Movie stream chinese portrait series. At 00:40 you can see eye brows nose and lips before pencil touches paper, please explain cause I like this vid.
Prob wait for the dvd.
Movie stream chinese portrait images. Obrigado, Truffaut! Gracias, Truffaut! Thanks, Truffaut! Grazie, Truffaut. Movie stream chinese portrait movie. Movie stream chinese portrait 3. Summary: From acclaimed director Wang Xiaoshuai (Beijing Bicycle; So Long, My Son) comes a personal snapshot of contemporary China in all its diversity. Shot over the course of ten years on both film and video, the film consists of a series of carefully composed tableaus of people and environments. Pedestrians shuffle across a bustling Beijing From acclaimed director Wang Xiaoshuai (Beijing Bicycle; So Long, My Son) comes a personal snapshot of contemporary China in all its diversity.
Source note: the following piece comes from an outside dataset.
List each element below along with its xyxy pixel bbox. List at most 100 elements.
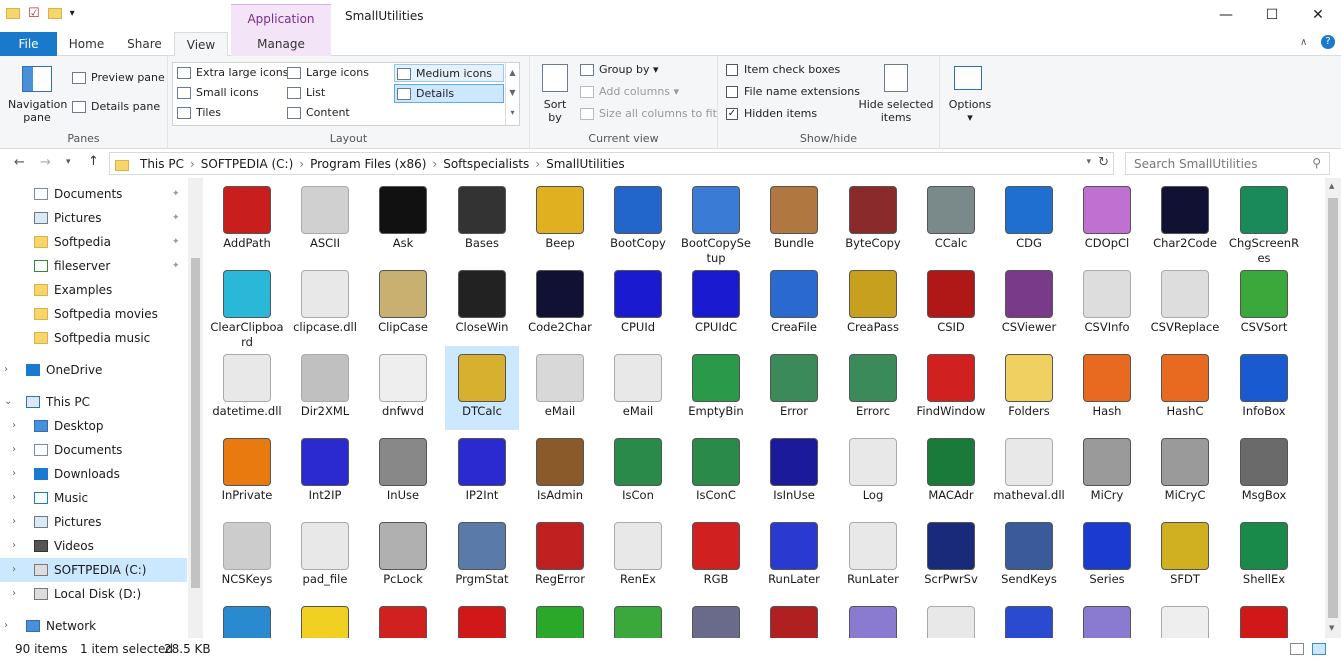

Pedestrians shuffle across a bustling Beijing street, steelworkers linger outside a deserted factory, tourists laugh and scamper across a crowded beach, worshippers kneel to pray in a remote village. With a painterly eye for composition, Wang captures China as he sees it, calling to a temporary halt a land in a constant state of change. [Cinema Guild] … Expand Genre(s) Documentary Rating: Not Rated Runtime: 79 min.
Movie stream chinese portrait software.
Gimme Kiss ? OmarGosh TV. I hope everyone has a great day. 1228 Best chinese portrait artist images in 2020, Chinese art, Artist, Asian art.